NPR's Nina Totenberg: 'There'd Be No Reason to Send Susan Rice Out to Lie'

October 20th, 2012 3:57 PM

The Obama-loving media is still trying to shelter the President they adore from scrutiny concerning the White House's ever-changing explanation for what happened at our consulate in Benghazi, Libya, last month.

Doing her part Friday was NPR's Nina Totenberg who actually said on PBS's Inside Washington, “There'd be no reason to send [United Nations Ambassador] Susan Rice out to lie if she was going to get exposed immediately” (video follows with transcript and commentary):

NINA TOTENBERG, NPR: It seems obvious to me that there was a screw-up at relatively low levels. I am not clear about what the intelligence said right away to the President. Certainly the Vice President suggested in his debate that they had been told initially something different. And there'd be no reason to send Susan Rice out to lie if she was going to get exposed immediately.

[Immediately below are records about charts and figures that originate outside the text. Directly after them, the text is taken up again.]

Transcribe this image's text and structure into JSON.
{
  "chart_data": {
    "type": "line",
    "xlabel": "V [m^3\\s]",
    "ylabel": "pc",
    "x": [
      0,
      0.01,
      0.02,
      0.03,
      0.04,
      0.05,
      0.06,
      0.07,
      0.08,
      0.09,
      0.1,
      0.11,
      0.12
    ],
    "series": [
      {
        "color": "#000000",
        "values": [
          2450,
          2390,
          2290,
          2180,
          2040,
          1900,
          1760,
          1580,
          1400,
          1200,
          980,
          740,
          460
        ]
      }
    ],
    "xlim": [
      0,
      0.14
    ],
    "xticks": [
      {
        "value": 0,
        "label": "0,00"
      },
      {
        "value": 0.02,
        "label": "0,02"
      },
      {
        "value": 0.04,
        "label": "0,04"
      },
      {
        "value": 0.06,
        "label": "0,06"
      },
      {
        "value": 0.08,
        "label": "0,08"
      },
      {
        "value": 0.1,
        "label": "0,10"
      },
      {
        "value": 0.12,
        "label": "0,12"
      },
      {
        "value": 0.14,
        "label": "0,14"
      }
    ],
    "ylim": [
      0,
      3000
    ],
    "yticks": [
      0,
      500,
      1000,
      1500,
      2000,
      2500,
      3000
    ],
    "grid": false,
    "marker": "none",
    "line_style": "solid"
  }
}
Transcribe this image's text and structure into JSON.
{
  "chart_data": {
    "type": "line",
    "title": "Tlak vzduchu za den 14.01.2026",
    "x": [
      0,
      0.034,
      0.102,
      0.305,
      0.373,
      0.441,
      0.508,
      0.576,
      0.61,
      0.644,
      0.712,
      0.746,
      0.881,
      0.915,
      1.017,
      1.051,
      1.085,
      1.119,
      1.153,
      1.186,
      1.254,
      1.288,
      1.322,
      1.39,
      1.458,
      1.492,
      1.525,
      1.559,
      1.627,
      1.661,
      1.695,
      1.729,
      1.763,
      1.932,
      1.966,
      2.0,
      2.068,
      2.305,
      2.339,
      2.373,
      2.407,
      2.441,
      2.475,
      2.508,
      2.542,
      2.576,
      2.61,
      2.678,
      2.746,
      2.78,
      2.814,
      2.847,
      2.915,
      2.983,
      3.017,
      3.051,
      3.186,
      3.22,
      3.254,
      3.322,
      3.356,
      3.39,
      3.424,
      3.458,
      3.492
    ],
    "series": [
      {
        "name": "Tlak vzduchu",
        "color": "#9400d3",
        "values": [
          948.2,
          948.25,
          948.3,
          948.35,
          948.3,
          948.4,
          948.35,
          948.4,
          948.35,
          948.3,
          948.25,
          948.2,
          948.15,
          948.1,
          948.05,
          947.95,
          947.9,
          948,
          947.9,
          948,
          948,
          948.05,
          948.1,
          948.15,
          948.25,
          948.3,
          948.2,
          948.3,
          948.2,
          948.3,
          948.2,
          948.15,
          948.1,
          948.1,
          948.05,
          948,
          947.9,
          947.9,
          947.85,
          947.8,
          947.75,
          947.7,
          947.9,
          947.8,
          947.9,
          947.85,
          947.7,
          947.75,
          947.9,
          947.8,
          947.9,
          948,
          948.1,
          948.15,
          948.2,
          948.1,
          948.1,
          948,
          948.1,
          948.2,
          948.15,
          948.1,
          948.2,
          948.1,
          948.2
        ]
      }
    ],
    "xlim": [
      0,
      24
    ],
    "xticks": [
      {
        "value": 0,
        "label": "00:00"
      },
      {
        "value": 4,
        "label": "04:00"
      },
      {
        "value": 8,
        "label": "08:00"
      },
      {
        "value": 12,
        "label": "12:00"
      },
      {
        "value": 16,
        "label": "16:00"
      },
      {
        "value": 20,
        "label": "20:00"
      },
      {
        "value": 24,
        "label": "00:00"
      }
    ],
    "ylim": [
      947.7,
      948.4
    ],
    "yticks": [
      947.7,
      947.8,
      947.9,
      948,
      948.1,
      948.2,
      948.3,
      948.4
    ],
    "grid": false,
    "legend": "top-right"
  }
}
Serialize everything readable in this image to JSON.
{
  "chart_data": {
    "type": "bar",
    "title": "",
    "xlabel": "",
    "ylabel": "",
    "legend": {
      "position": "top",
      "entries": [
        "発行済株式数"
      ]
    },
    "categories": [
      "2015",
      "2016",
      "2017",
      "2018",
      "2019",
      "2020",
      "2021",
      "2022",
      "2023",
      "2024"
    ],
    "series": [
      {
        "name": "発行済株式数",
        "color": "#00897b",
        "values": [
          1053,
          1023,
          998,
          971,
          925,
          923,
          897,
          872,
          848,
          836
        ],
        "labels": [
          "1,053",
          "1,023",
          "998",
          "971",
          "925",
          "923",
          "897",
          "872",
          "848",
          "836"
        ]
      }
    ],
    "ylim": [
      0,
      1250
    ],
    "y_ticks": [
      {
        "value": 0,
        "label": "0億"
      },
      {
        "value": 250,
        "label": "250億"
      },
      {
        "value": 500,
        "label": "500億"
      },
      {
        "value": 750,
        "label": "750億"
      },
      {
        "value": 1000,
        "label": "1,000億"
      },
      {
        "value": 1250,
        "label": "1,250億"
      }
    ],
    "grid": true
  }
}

Actually, I can think of numerous reasons.

First, the Obama administration believed – rightfully so! - that their media would take what Rice said hook, line, and sinker, especially weeks away from Election Day.

If this were to happen, the White House could create the illusion that this attack was all about protests associated with an anti-Muslim movie trailer and therefore deflect all blame and scrutiny.

The upside is that Obama's foreign policy credentials due to the assassination of bin Laden would remain intact, and he could continue saying on the campaign trail that al Qaeda has been decimated.

This is exactly why Rice, Obama, and other White House officials stuck to this “the movie caused it all” story for as long as they did.

Regardless of the number of holes that are now being revealed in this canard, so-called journalists like Totenberg aren't quite ready to give up the ghost.

They're probably hoping just as the administration is that they can hold this fallacy in place for another sixteen days and not have to really come clean to the American people until after the election.

As such, journalism really is dead, isn't it?